Yes, I am asking to 2 things: 1) convert lane prediction results of topdown view to the video coordinate. 2)display/overlay detected lanes in the same video window.
Item 2 is easy. Not sure how to do item1. Kaishi
I guess it isn't that easy to convert top down view to image coordinates (or is it possible at all ?). Best thing would be to ask this on comma ai's official discord group.
Is the transform between video space and topdown view reversal? If not, then it is impossible. If this is the case, it may be better to convert video into topdown view and overlap with lane prediction drawing on topdown view coordinate.
They directly predict the top down coordinates and separately predict the lane lines in image coordinates for "UI purposes". There is no relation between the two
I still am not sure, but this was told by a comma staff.
EDIT: I was wrong, the output is indeed converted to image space !
I think comma must use a deterministic (calibrated with its camera) to transform video space to birdeye view domain. Otherwise, how can it get training dataset? The original images in the training dataset must be in video coordinate. I notice input images has gone through a perspective transform before feeding CNN. Can we use inverse of this perspective transform to convert detected lane back to video coordinate?
I notice input images has gone through a perspective transform
afaik, it's not that bird's eye's view perspective transform that you are thinking of. It's just some lens correction.
This is what input image looks like after transforming.
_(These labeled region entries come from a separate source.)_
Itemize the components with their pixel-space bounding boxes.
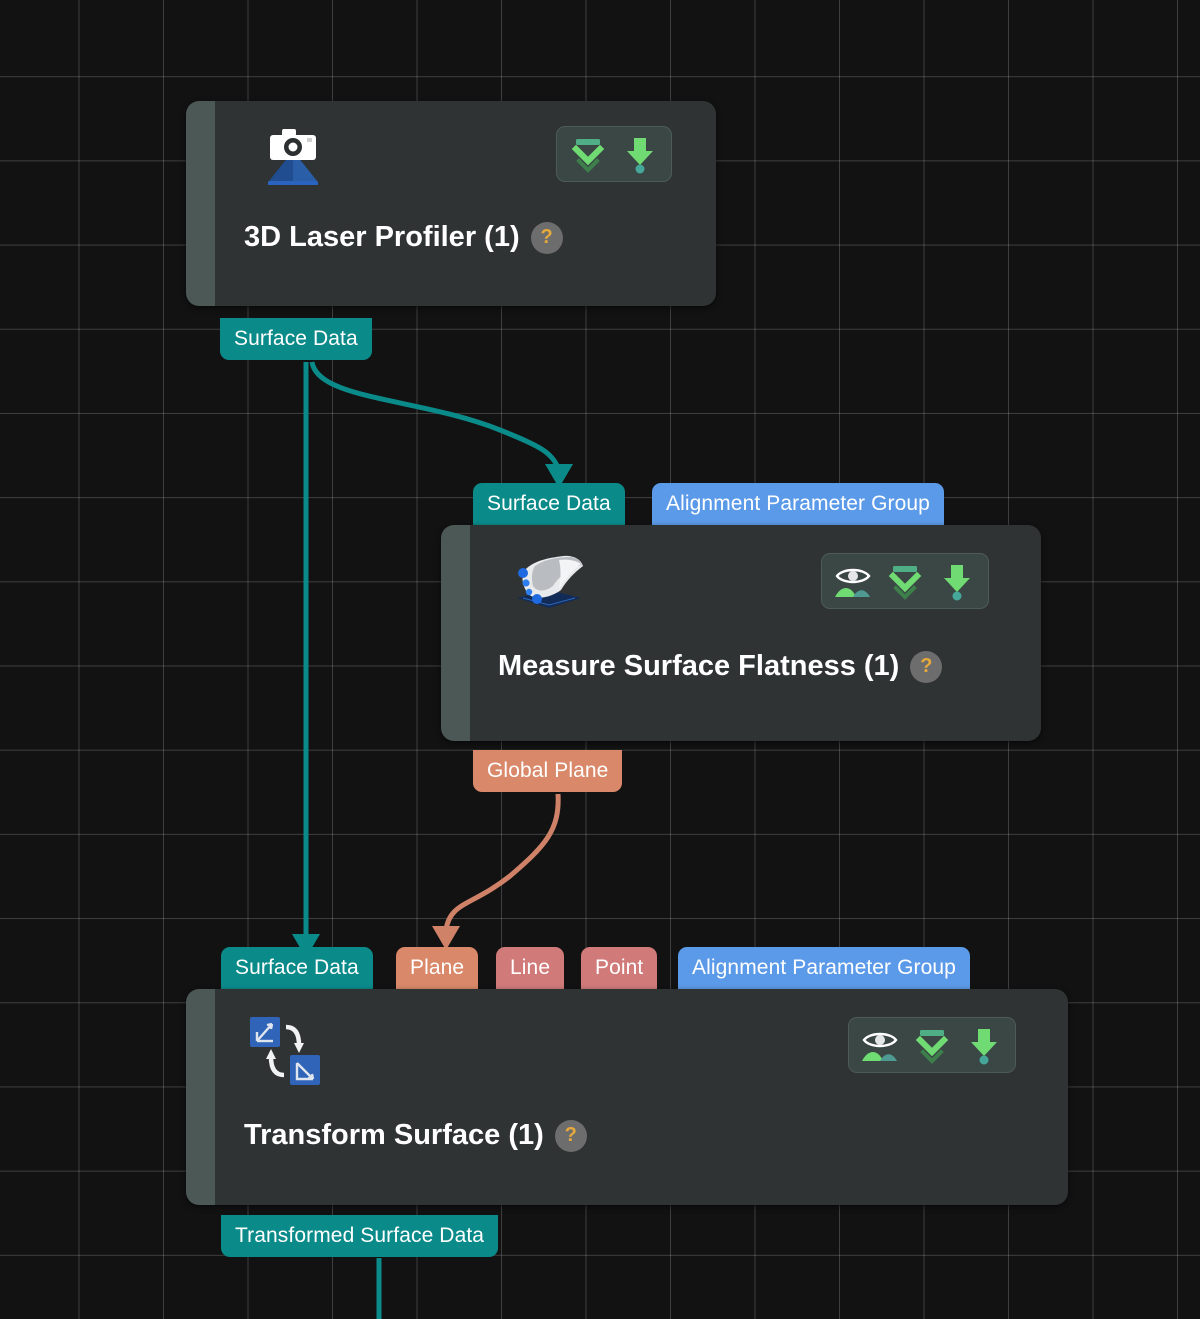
collapse-chevrons-icon[interactable] — [882, 559, 928, 603]
node-title-text: Transform Surface (1) — [244, 1119, 544, 1151]
node-graph-canvas[interactable]: 3D Laser Profiler (1) ? Surface Data Sur… — [0, 0, 1200, 1319]
visibility-eye-icon[interactable] — [857, 1023, 903, 1067]
node-title-text: Measure Surface Flatness (1) — [498, 650, 900, 682]
node-measure-surface-flatness[interactable]: Measure Surface Flatness (1) ? — [441, 525, 1041, 741]
port-label: Plane — [410, 956, 465, 979]
port-label: Surface Data — [487, 492, 611, 515]
node-title-measure-surface-flatness: Measure Surface Flatness (1) ? — [498, 650, 943, 683]
port-label: Surface Data — [234, 327, 358, 350]
node-title-transform-surface: Transform Surface (1) ? — [244, 1119, 587, 1152]
port-out-surface-data[interactable]: Surface Data — [220, 318, 372, 360]
download-arrow-icon[interactable] — [934, 559, 980, 603]
port-label: Alignment Parameter Group — [692, 956, 956, 979]
surface-flatness-icon — [509, 550, 589, 612]
node-toolbar[interactable] — [821, 553, 989, 609]
help-badge[interactable]: ? — [530, 221, 563, 254]
port-in-alignment-parameter-group-msf[interactable]: Alignment Parameter Group — [652, 483, 944, 525]
port-label: Global Plane — [487, 759, 609, 782]
download-arrow-icon[interactable] — [617, 132, 663, 176]
collapse-chevrons-icon[interactable] — [565, 132, 611, 176]
port-label: Line — [510, 956, 551, 979]
transform-axes-icon — [248, 1015, 324, 1087]
visibility-eye-icon[interactable] — [830, 559, 876, 603]
node-laser-profiler[interactable]: 3D Laser Profiler (1) ? — [186, 101, 716, 306]
port-label: Surface Data — [235, 956, 359, 979]
help-badge[interactable]: ? — [910, 650, 943, 683]
port-label: Point — [595, 956, 644, 979]
port-out-transformed-surface-data[interactable]: Transformed Surface Data — [221, 1215, 499, 1257]
help-badge[interactable]: ? — [554, 1119, 587, 1152]
node-toolbar[interactable] — [848, 1017, 1016, 1073]
port-in-alignment-parameter-group-ts[interactable]: Alignment Parameter Group — [678, 947, 970, 989]
port-label: Alignment Parameter Group — [666, 492, 930, 515]
collapse-chevrons-icon[interactable] — [909, 1023, 955, 1067]
node-title-laser-profiler: 3D Laser Profiler (1) ? — [244, 221, 563, 254]
port-in-line[interactable]: Line — [496, 947, 565, 989]
port-in-point[interactable]: Point — [581, 947, 658, 989]
node-title-text: 3D Laser Profiler (1) — [244, 221, 520, 253]
port-label: Transformed Surface Data — [235, 1224, 485, 1247]
port-out-global-plane[interactable]: Global Plane — [473, 750, 623, 792]
node-toolbar[interactable] — [556, 126, 672, 182]
port-in-surface-data-msf[interactable]: Surface Data — [473, 483, 625, 525]
download-arrow-icon[interactable] — [961, 1023, 1007, 1067]
port-in-surface-data-ts[interactable]: Surface Data — [221, 947, 373, 989]
node-transform-surface[interactable]: Transform Surface (1) ? — [186, 989, 1068, 1205]
camera-laser-icon — [260, 123, 326, 186]
port-in-plane[interactable]: Plane — [396, 947, 479, 989]
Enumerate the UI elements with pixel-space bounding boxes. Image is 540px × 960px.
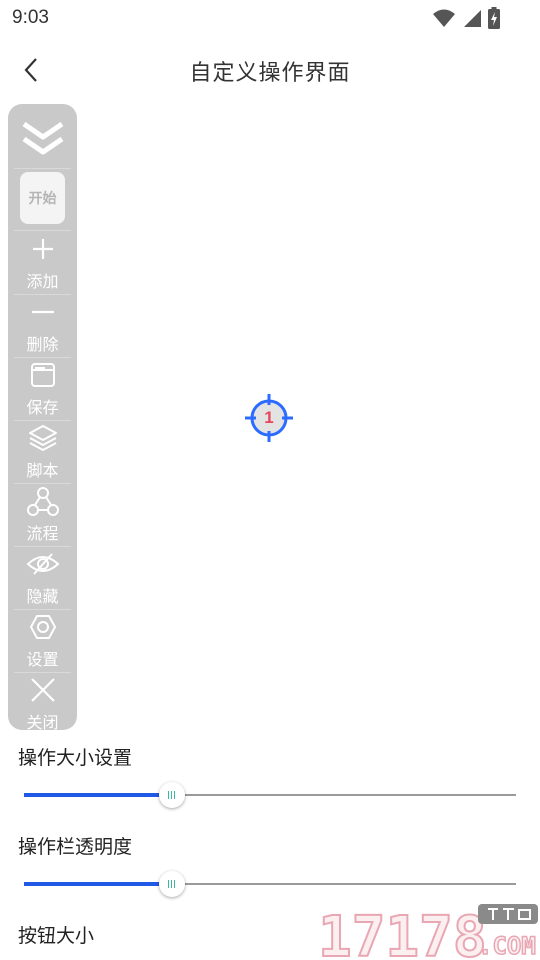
toolbar-opacity-label: 操作栏透明度 [18, 836, 133, 858]
flow-icon [8, 486, 77, 516]
divider [14, 168, 71, 169]
start-button[interactable]: 开始 [20, 172, 65, 224]
action-size-label: 操作大小设置 [18, 747, 133, 769]
crosshair-target[interactable]: 1 [245, 394, 293, 442]
slider-fill [24, 793, 172, 797]
wifi-icon [433, 9, 455, 27]
svg-text:.COM: .COM [478, 932, 536, 960]
slider-thumb[interactable] [158, 871, 185, 897]
crosshair-number: 1 [264, 408, 274, 427]
floating-toolbar: 开始 添加 删除 保存 脚本 流程 隐藏 设置 关闭 [8, 104, 77, 732]
save-button[interactable]: 保存 [8, 358, 77, 420]
layers-icon [8, 423, 77, 453]
slider-fill [24, 882, 172, 886]
hide-button[interactable]: 隐藏 [8, 547, 77, 609]
script-label: 脚本 [26, 461, 59, 480]
collapse-button[interactable] [8, 112, 77, 166]
script-button[interactable]: 脚本 [8, 421, 77, 483]
delete-label: 删除 [26, 335, 59, 354]
battery-icon [488, 7, 500, 29]
hide-label: 隐藏 [26, 587, 59, 606]
add-button[interactable]: 添加 [8, 232, 77, 294]
close-icon [8, 675, 77, 705]
close-button[interactable]: 关闭 [8, 673, 77, 735]
flow-button[interactable]: 流程 [8, 484, 77, 546]
toolbar-opacity-slider[interactable] [24, 869, 516, 899]
close-label: 关闭 [26, 713, 59, 732]
flow-label: 流程 [26, 524, 59, 543]
settings-label: 设置 [26, 650, 59, 669]
plus-icon [8, 234, 77, 264]
svg-text:17178: 17178 [318, 905, 487, 960]
settings-button[interactable]: 设置 [8, 610, 77, 672]
button-size-label: 按钮大小 [18, 925, 95, 947]
slider-thumb[interactable] [158, 782, 185, 808]
status-bar: 9:03 [0, 0, 540, 36]
double-chevron-down-icon [22, 121, 63, 155]
status-time: 9:03 [12, 7, 49, 28]
app-bar: 自定义操作界面 [0, 40, 540, 100]
save-icon [8, 360, 77, 390]
action-size-slider[interactable] [24, 780, 516, 810]
eye-off-icon [8, 549, 77, 579]
gear-icon [8, 612, 77, 642]
minus-icon [8, 297, 77, 327]
page-title: 自定义操作界面 [189, 61, 351, 86]
divider [14, 230, 71, 231]
add-label: 添加 [26, 272, 59, 291]
save-label: 保存 [26, 398, 59, 417]
watermark-logo: 17178 .COM [318, 904, 538, 960]
delete-button[interactable]: 删除 [8, 295, 77, 357]
signal-icon [464, 10, 481, 27]
status-icons [432, 7, 500, 29]
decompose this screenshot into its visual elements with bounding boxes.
P.S. - You should ask at comma's discord server for expert answer.
So it is possible yes and I can also do it but I am not really sure on how I should switch between the two versions without always checking a bool. The transform is just there when the camera recoreded the footage is not a sony imx 298 sensor to be able to hand it over to the model. The model is really relying on this one sensor you can find an easier explaination in the webcam tools. In case you think somehow converting the bird eye view to lane lines you would have to do some localization, find the code in locationd.
So I asked in the comma ai's discord group and they said yes it is possible ! Will need to look into it though.
@MankaranSingh
Great. If you find out how to do it, please let me know
Thanks,
@kaishijeng you can check the latest pull request, it isn't really perfect, but should solve your needs
@MankaranSingh
I tried out your PR and it looks good even though it is not perfect yet. From my observation is converted laneline in the video space seems too short so upper lane points falls to center of video at wrong place.
Thanks for the effort.
Kaishi
I will consider this closed. Thanks for the discussion.
@littlemountainman
Will it be possible to overlay lane/driving prediction to the original video instead of displaying on a separate window?
There is a repository, superdrive below which is similar to your code and I believe it has better memory management. You may want to check it out https://github.com/NamoDev/SuperDrive
Thanks,